O professor Belchior compôs uma poesia sobre o medo: Pequeno mapa do tempo. Destaco uma estrofe em que ele diz “eu tenho medo e medo está por fora. O medo anda por dentro do teu coração. Eu tenho medo de abrir a porta que dá para o sertão da minha solidão”. Em uma pequena poesia, ele utiliza por cinquenta e quatro vezes a palavra medo, para expressar algo muito íntimo à natureza humana. Quem já sofreu ansiedade ou depressão compreende muito bem como é fácil abrir a porta que dá para o sertão da solidão e o quão difícil é sair de lá.
Neste mês celebramos a Reforma. Lembrei de dois episódios em que o reformador Lutero demonstrou seus medos, da morte e da ira de Deus.
Um acontecimento mudou a vida de Lutero: em 2 de julho de 1505, durante uma grande tempestade, ele foi atingido por um raio. Diante da perspectiva da morte, ele temia ter que, despreparado, ficar diante de Deus. Então, ele clamou a Santa Ana, e prometeu se tornar um monge caso sobrevivesse. Dias depois, Lutero bateu à porta do Mosteiro dos Agostinianos Eremitas, em Erfurt, e pediu para ser aceito na ordem.
O medo da morte e da ira de Deus levou Lutero ao mosteiro. Assim, Deus restaurou o evangelho à sua igreja com a Reforma Luterana.
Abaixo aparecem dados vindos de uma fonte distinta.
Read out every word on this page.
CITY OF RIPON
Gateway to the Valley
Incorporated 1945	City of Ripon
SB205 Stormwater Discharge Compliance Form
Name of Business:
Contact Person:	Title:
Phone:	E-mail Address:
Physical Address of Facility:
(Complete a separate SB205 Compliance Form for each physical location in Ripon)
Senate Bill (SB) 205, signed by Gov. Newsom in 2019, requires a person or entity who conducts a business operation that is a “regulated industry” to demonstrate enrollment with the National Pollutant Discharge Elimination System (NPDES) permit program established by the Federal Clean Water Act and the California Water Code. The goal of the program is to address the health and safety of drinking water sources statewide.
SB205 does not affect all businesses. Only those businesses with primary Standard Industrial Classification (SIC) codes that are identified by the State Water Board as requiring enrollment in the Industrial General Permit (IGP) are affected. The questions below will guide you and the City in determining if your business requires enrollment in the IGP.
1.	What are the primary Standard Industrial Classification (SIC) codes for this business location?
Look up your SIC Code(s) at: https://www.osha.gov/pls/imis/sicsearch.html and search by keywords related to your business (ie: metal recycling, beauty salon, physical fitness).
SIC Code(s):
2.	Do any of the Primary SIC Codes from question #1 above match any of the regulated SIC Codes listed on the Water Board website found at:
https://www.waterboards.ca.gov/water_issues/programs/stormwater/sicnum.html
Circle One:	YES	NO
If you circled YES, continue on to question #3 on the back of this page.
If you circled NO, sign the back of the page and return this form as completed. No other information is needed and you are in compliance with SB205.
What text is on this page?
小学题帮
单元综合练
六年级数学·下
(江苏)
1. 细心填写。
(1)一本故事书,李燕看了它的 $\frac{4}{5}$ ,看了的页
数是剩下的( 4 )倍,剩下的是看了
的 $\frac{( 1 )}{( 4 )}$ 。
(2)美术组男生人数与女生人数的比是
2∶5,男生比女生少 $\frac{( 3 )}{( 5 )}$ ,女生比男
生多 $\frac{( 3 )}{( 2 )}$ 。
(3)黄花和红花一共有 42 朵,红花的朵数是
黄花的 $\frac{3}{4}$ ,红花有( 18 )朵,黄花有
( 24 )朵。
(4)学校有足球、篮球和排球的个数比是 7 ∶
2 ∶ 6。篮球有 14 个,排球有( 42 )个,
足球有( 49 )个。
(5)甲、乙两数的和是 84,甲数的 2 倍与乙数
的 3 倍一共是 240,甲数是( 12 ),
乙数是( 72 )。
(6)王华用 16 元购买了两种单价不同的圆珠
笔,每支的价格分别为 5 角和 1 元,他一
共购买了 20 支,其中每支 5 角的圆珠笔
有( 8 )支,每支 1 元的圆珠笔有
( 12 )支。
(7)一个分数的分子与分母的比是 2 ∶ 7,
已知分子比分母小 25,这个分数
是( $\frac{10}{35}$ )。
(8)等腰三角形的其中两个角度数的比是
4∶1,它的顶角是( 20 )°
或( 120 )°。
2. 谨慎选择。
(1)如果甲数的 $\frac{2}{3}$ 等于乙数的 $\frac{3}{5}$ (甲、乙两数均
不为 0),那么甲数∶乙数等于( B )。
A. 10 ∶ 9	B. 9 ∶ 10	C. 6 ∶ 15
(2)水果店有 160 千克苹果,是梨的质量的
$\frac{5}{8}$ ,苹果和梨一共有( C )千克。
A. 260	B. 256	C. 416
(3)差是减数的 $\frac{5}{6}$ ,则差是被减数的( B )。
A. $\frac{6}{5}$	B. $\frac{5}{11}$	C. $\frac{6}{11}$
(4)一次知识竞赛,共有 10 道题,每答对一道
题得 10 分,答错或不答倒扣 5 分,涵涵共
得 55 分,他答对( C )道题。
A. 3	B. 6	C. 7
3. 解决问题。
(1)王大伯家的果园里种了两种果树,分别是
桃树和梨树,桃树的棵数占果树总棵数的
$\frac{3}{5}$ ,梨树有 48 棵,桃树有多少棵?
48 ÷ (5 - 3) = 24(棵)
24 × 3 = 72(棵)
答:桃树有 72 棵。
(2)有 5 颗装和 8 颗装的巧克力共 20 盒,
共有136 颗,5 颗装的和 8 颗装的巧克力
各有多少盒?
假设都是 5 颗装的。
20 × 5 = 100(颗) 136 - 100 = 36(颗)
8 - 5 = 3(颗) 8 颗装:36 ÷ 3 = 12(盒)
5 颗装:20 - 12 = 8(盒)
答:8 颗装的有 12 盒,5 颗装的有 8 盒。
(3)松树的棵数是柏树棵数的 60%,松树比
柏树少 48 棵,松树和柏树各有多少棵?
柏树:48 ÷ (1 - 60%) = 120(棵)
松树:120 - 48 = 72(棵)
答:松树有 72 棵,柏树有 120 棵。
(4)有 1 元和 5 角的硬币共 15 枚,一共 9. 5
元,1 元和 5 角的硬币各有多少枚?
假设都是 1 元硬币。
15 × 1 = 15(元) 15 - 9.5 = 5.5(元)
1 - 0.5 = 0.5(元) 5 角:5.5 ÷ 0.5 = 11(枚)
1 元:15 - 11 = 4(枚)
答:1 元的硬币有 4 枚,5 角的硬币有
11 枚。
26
O apóstolo João ensina como lançar fora ou vencer o medo: “e nós conhecemos o amor e cremos neste amor que Deus tem por nós. Deus é amor, e aquele que permanece no amor permanece em Deus, e Deus permanece nele. Nisto o amor é aperfeiçoado em nós, para que, no Dia do Juízo, mantenhamos confiança; pois, assim como ele é, também nós somos neste mundo. No amor não existe medo; pelo contrário, o perfeito amor lança fora o medo” (1Jo 4.17-19).
A paixão e morte de Jesus e sua gloriosa ressurreição são a expressão máxima do amor de Deus por nós, apesar de nós e nossos medos. Jesus cumpriu a Lei, venceu o diabo, o pecado, a natureza humana e a morte. Assim, lançou fora todo medo, angústia e dor. Ele nos deu o Espírito Santo de Deus e, “Porque o Espírito que vocês receberam de Deus não torna vocês escravos e não faz com que tenham medo” (Rm 8.15).
Jesus transformou o medo de Lutero em amor. Por amor ao evangelho salvador, Lutero foi instrumento nas mãos de Deus para lançar fora o medo que atemorizava muitas pessoas, que só conheciam o Deus da ira e da morte. Hoje celebramos a Reforma na certeza de que Deus é amor e, em Cristo, somos amados por ele.
Lembro de um desafio enorme que tive no ministério pastoral. Estava com medo, indeciso, inseguro. Busquei aconselhamento com um pastor amigo. Ele me disse: Joel, você está com medo? Vai com medo mesmo. Jesus lançou fora o medo, ele está contigo!